🤖 AI Summary
This study investigates automatic detection of cognitive impairment using speech transcripts across English, Slovenian, and Korean. We systematically compare zero-shot large language models against supervised tabular models that integrate handcrafted linguistic features and textual embeddings, evaluating performance under various input configurations—text only, features only, and their fusion. Results demonstrate that in low-resource settings, structured linguistic features combined with supervised classifiers yield more stable and reliable performance than zero-shot large models. The utility of limited annotated data exhibits language-specific variability, and the highest accuracy is achieved through early or late fusion of linguistic features and embeddings. Nevertheless, zero-shot large language models serve as strong baselines, highlighting their potential in multilingual cognitive assessment scenarios.
📝 Abstract
We evaluate cognitive impairment (CI) classification from transcripts of speech in English, Slovene, and Korean. We compare zero-shot large language models (LLMs) used as direct classifiers under three input settings -- transcript-only, linguistic-features-only, and combined -- with supervised tabular approaches trained under a leave-one-out protocol.
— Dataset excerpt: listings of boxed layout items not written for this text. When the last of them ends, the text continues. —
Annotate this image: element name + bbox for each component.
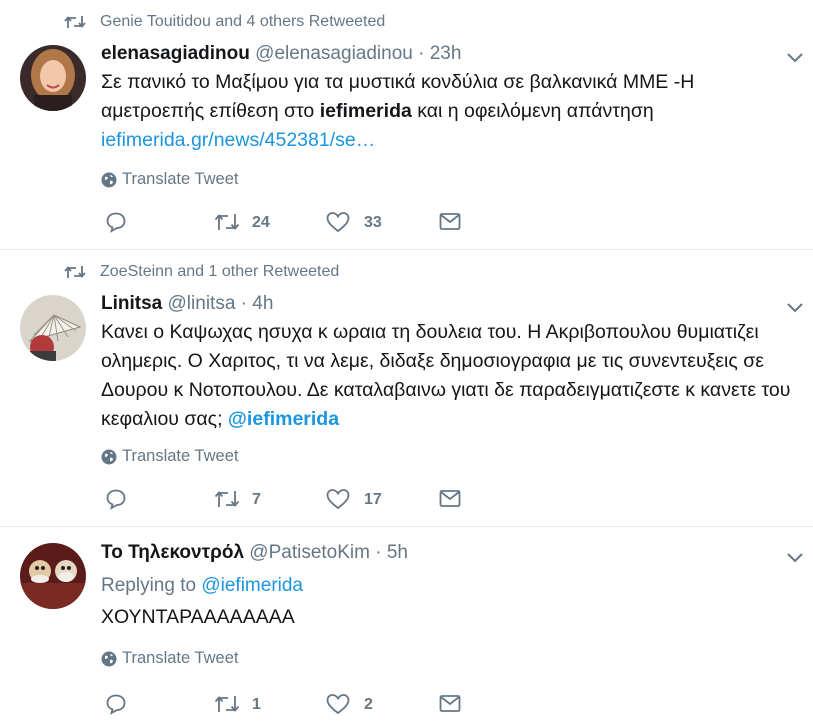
- tweet[interactable]: ZoeSteinn and 1 other Retweeted Linitsa …: [0, 250, 813, 527]
- tweet-header: Linitsa @linitsa · 4h: [101, 292, 273, 316]
- reply-icon: [106, 489, 126, 510]
- chevron-down-icon[interactable]: [786, 301, 804, 313]
- globe-icon: [101, 172, 117, 188]
- chevron-down-icon[interactable]: [786, 551, 804, 563]
- replying-to-label: Replying to: [101, 575, 202, 596]
- tweet-text: Κανει ο Καψωχας ησυχα κ ωραια τη δουλεια…: [101, 318, 791, 434]
- retweet-icon: [64, 266, 86, 278]
- tweet[interactable]: Genie Touitidou and 4 others Retweeted e…: [0, 0, 813, 250]
- tweet[interactable]: Το Τηλεκοντρόλ @PatisetoKim · 5h Replyin…: [0, 527, 813, 727]
- envelope-icon: [439, 213, 461, 230]
- avatar-fan-photo: [20, 295, 86, 361]
- envelope-icon: [439, 490, 461, 507]
- tweet-timestamp[interactable]: 4h: [252, 293, 273, 314]
- translate-label[interactable]: Translate Tweet: [122, 170, 238, 189]
- avatar-woman-photo: [20, 45, 86, 111]
- retweet-count: 7: [252, 491, 261, 508]
- globe-icon: [101, 651, 117, 667]
- tweet-text-part: Κανει ο Καψωχας ησυχα κ ωραια τη δουλεια…: [101, 321, 791, 430]
- separator-dot: ·: [375, 542, 382, 563]
- user-handle[interactable]: @elenasagiadinou: [255, 43, 413, 64]
- user-fullname[interactable]: elenasagiadinou: [101, 43, 250, 64]
- timeline: Genie Touitidou and 4 others Retweeted e…: [0, 0, 813, 727]
- retweet-count: 1: [252, 696, 261, 713]
- retweet-icon: [214, 696, 240, 712]
- tweet-text: ΧΟΥΝΤΑΡΑΑΑΑΑΑΑΑ: [101, 603, 791, 632]
- retweet-icon: [214, 214, 240, 230]
- replying-to: Replying to @iefimerida: [101, 575, 303, 597]
- avatar[interactable]: [20, 295, 86, 361]
- avatar[interactable]: [20, 543, 86, 609]
- tweet-link[interactable]: iefimerida.gr/news/452381/se…: [101, 129, 375, 151]
- tweet-text-part: και η οφειλόμενη απάντηση: [411, 100, 654, 122]
- tweet-text-part: ΧΟΥΝΤΑΡΑΑΑΑΑΑΑΑ: [101, 606, 295, 628]
- user-fullname[interactable]: Linitsa: [101, 293, 162, 314]
- tweet-actions: 7 17: [101, 487, 501, 513]
- user-handle[interactable]: @PatisetoKim: [249, 542, 370, 563]
- globe-icon: [101, 449, 117, 465]
- tweet-timestamp[interactable]: 5h: [387, 542, 408, 563]
- reply-icon: [106, 212, 126, 233]
- like-count: 2: [364, 696, 373, 713]
- avatar[interactable]: [20, 45, 86, 111]
- retweet-count: 24: [252, 214, 270, 231]
- reply-icon: [106, 694, 126, 715]
- tweet-actions: 1 2: [101, 692, 501, 718]
- retweet-icon: [64, 16, 86, 28]
- separator-dot: ·: [418, 43, 425, 64]
- retweet-context-text[interactable]: ZoeSteinn and 1 other Retweeted: [100, 263, 339, 281]
- tweet-header: elenasagiadinou @elenasagiadinou · 23h: [101, 42, 461, 66]
- envelope-icon: [439, 695, 461, 712]
- avatar-muppets-photo: [20, 543, 86, 609]
- heart-icon: [326, 694, 350, 715]
- user-handle[interactable]: @linitsa: [168, 293, 236, 314]
- replying-to-mention[interactable]: @iefimerida: [201, 575, 303, 596]
- chevron-down-icon[interactable]: [786, 51, 804, 63]
- tweet-timestamp[interactable]: 23h: [430, 43, 462, 64]
- separator-dot: ·: [240, 293, 247, 314]
- like-count: 33: [364, 214, 382, 231]
- retweet-context-text[interactable]: Genie Touitidou and 4 others Retweeted: [100, 13, 385, 31]
- tweet-text: Σε πανικό το Μαξίμου για τα μυστικά κονδ…: [101, 68, 791, 155]
- heart-icon: [326, 212, 350, 233]
- retweet-icon: [214, 491, 240, 507]
- translate-label[interactable]: Translate Tweet: [122, 649, 238, 668]
- tweet-actions: 24 33: [101, 210, 501, 236]
- user-fullname[interactable]: Το Τηλεκοντρόλ: [101, 542, 244, 563]
- tweet-text-bold: iefimerida: [319, 100, 412, 122]
- tweet-header: Το Τηλεκοντρόλ @PatisetoKim · 5h: [101, 541, 408, 565]
- translate-label[interactable]: Translate Tweet: [122, 447, 238, 466]
- like-count: 17: [364, 491, 382, 508]
- tweet-mention[interactable]: @iefimerida: [228, 408, 339, 430]
- heart-icon: [326, 489, 350, 510]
The tabular models operate on engineered linguistic features, transcript embeddings, and early or late fusion of both modalities. Across languages, zero-shot LLMs provide competitive no-training baselines, but supervised tabular models generally perform better, particularly when engineered linguistic features are included and combined with embeddings. Few-shot experiments focusing on embeddings indicate that the value of limited supervision is language-dependent, with some languages benefiting substantially from additional labelled examples while others remain constrained without richer feature representations. Overall, the results suggest that, in small-data CI detection, structured linguistic signals and simple fusion-based classifiers remain strong and reliable signals.